Exposition Stephan Balleux : La peinture et son double sèment le trouble

Quand la matière dégouline d’un tableau et que la peinture brouille les limites entre réalité et illusion, l’artiste belge Stephan Balleux ne doit pas être bien loin. En l’occurrence, c’est au musée d’Ixelles qu’il se produit en ce moment sous le commissariat de Dominique Païni. L’exposition intitulée La peinture et son double vous fera vivre un rêve en noir et blanc, une expérience esthétique où le beau ne peut exister sans terreur.

 

« Stephan Balleux remet au premier plan la peinture et l’artiste »

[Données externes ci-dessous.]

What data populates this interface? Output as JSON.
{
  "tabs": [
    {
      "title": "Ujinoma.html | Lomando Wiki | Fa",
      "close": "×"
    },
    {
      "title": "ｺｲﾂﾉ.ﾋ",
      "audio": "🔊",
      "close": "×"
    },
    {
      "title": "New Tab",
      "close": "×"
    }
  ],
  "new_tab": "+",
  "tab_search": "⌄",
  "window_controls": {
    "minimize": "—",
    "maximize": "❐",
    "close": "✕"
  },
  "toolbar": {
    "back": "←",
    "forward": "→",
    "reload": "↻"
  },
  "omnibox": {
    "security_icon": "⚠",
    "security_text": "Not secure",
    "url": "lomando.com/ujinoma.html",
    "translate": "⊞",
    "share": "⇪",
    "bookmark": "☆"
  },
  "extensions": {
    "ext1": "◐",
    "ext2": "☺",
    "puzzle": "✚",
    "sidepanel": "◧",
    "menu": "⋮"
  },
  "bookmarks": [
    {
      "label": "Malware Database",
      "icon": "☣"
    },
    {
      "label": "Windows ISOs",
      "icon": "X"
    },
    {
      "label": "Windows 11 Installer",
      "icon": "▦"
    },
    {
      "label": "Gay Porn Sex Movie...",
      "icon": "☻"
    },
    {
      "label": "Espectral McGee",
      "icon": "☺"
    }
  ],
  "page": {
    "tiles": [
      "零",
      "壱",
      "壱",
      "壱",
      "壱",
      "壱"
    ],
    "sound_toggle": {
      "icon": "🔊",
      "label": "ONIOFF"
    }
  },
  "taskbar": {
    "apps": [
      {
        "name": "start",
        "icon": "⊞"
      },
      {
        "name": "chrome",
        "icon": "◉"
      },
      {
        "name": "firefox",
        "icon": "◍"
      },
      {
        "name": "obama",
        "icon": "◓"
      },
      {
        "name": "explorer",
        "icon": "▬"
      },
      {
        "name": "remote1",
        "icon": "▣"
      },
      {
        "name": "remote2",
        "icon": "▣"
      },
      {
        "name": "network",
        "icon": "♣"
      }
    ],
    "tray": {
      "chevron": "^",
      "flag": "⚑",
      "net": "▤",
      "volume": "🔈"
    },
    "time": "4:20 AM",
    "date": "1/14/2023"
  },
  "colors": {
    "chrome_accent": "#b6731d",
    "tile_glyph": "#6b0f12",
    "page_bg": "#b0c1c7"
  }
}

2009Artiste pluridisciplinaire, Stephan Balleux s’intéresse au dessin, à la peinture, à la sculpture mais aussi au multimédia, et avant tout, au cinéma. À la manière d’un magicien, il brasse ces différents médias pour semer le trouble chez le spectateur. Il reproduit des images archétypales déjà créées et joue avec elles, ajoute, modifie, déploie, déforme la matière jusqu’à donner naissance à de nouvelles formes étranges tout en leur insufflant un nouveau sens. Ses tableaux, parfois sous l’allure de portraits « archimboldesques », comme aime à les qualifier Dominique Païni, questionnent l’image, la peinture, mais aussi, son double, « l’infime limite entre la présence et l’absence, la dialectique entre le présent et le passé ». Ce « paintingpainting » ainsi nommé par Stephan Balleux est un travail captivant, consistant à « peindre la peinture, à reproduire son image, son double ». Cette fascination pour l’image, sa reproductibilité et l’intérêt qu’il porte au travail plastique, lui permettent, comme le dit Bérénice Demaret, responsable presse et communication du musée d’Ixelles, « de remettre au premier plan – à l’heure du boom numérique et de la surabondance d’images – la peinture et l’artiste » !

 

Stephan Balleux, The wanderlust appreciation society, 2009
© Courtesy Stephan Balleux, photo Ornella La Vaccara, Bruxelles 2014

 

 

 paintingpainting

Stephan Balleux, Paintingpainting #16, 2005 © Courtesy Stephan Balleux, photo Kurt Deruyter, Bruxelles 2014

 

Il joue avec l’incertitude de la vision

À côté des sculptures mêlant le précieux de la porcelaine et le caractère brut des formes dégoulinantes, les peintures de Stephan Balleux défient les frontières de la représentation et de la perception. À chaque image est donné un sens nouveau selon les spectateurs. Chacun regarde l’œuvre à sa manière, met au point sa vision et découvre, au fil des accommodations, des dessins dans les dessins comme une sorte de mise en abîme, un ouroboros qui fait de la toile un entre-deux mondes fascinant et dérangeant à la fois. Cet univers  « singulier et pourtant familier » selon Bérénice Demaret est un jeu de travestissement du réel où la vanité du monde se joue entre le net et le flou. Stephan Balleux, par ses toiles d’un surréalisme résolument belge, prend le pari de ne pas en montrer de trop, mais de montrer plutôt, le quasi-rien de la peinture.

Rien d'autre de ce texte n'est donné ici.